Over thirty horses could end up homeless after the Housing Preservation and Development agency issued an order to Shamrock Stables to vacate their premises on 45th Street in Manhattan by the end of 2009.

The agency wants to shift the stables to build some affordable housing. 

The agency’s decision has hit the Irish-run stables hard as the holiday season is the Central Park horse and carriage boom time, and with there being no room at the inn, literally, at the four other stables in Manhattan, the trusty steeds that take tourists on trips through Central Park face an uncertain future.

"I'm actively working with the city and hopefully can come up with a solution that's good for them and for Shamrock," owner Ian McKeever, who came to the States in the 1980s from Navan in County Meath, told the New York Post.

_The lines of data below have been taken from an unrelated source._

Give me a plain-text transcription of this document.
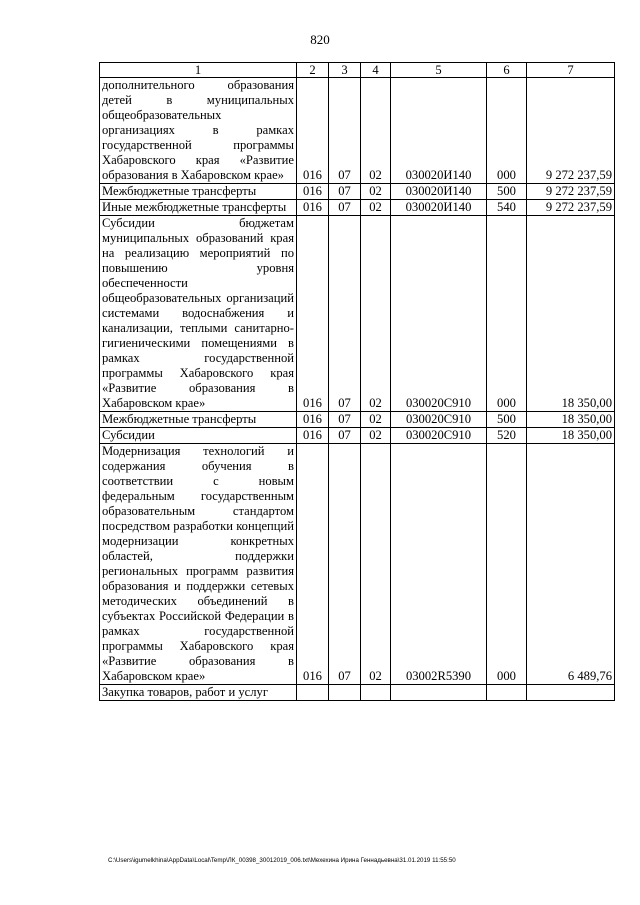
820
1	2	3	4	5	6	7
дополнительного образования детей в муниципальных общеобразовательных организациях в рамках государственной программы Хабаровского края «Развитие образования в Хабаровском крае»	016	07	02	030020И140	000	9 272 237,59
Межбюджетные трансферты	016	07	02	030020И140	500	9 272 237,59
Иные межбюджетные трансферты	016	07	02	030020И140	540	9 272 237,59
Субсидии бюджетам муниципальных образований края на реализацию мероприятий по повышению уровня обеспеченности общеобразовательных организаций системами водоснабжения и канализации, теплыми санитарно-гигиеническими помещениями в рамках государственной программы Хабаровского края «Развитие образования в Хабаровском крае»	016	07	02	030020С910	000	18 350,00
Межбюджетные трансферты	016	07	02	030020С910	500	18 350,00
Субсидии	016	07	02	030020С910	520	18 350,00
Модернизация технологий и содержания обучения в соответствии с новым федеральным государственным образовательным стандартом посредством разработки концепций модернизации конкретных областей, поддержки региональных программ развития образования и поддержки сетевых методических объединений в субъектах Российской Федерации в рамках государственной программы Хабаровского края «Развитие образования в Хабаровском крае»	016	07	02	03002R5390	000	6 489,76
Закупка товаров, работ и услуг						
C:\Users\igumelkhina\AppData\Local\Temp\ЛК_00398_30012019_006.txt\Мехехина Ирина Геннадьевна\31.01.2019 11:55:50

"This is my life. I can't imagine that there would be no place in the city for these horses."

The city has argued that the four other stables should be able to put the Shamrock horses up, but the counter argument is that during the money-spinning holiday season more horses will be drafted into the city to meet tourist demand, thus filling up any free spots that may currently exist.

Not only will the horses be homeless, but 17 carriage drivers will also have their livelihood endangered.

Irish actor Liam Neeson has been a long time supporter of the horse carriage industry in the city, thought it has met some criticism from animal advocacy groups who against the animal’s lives being place at risk on the city streets.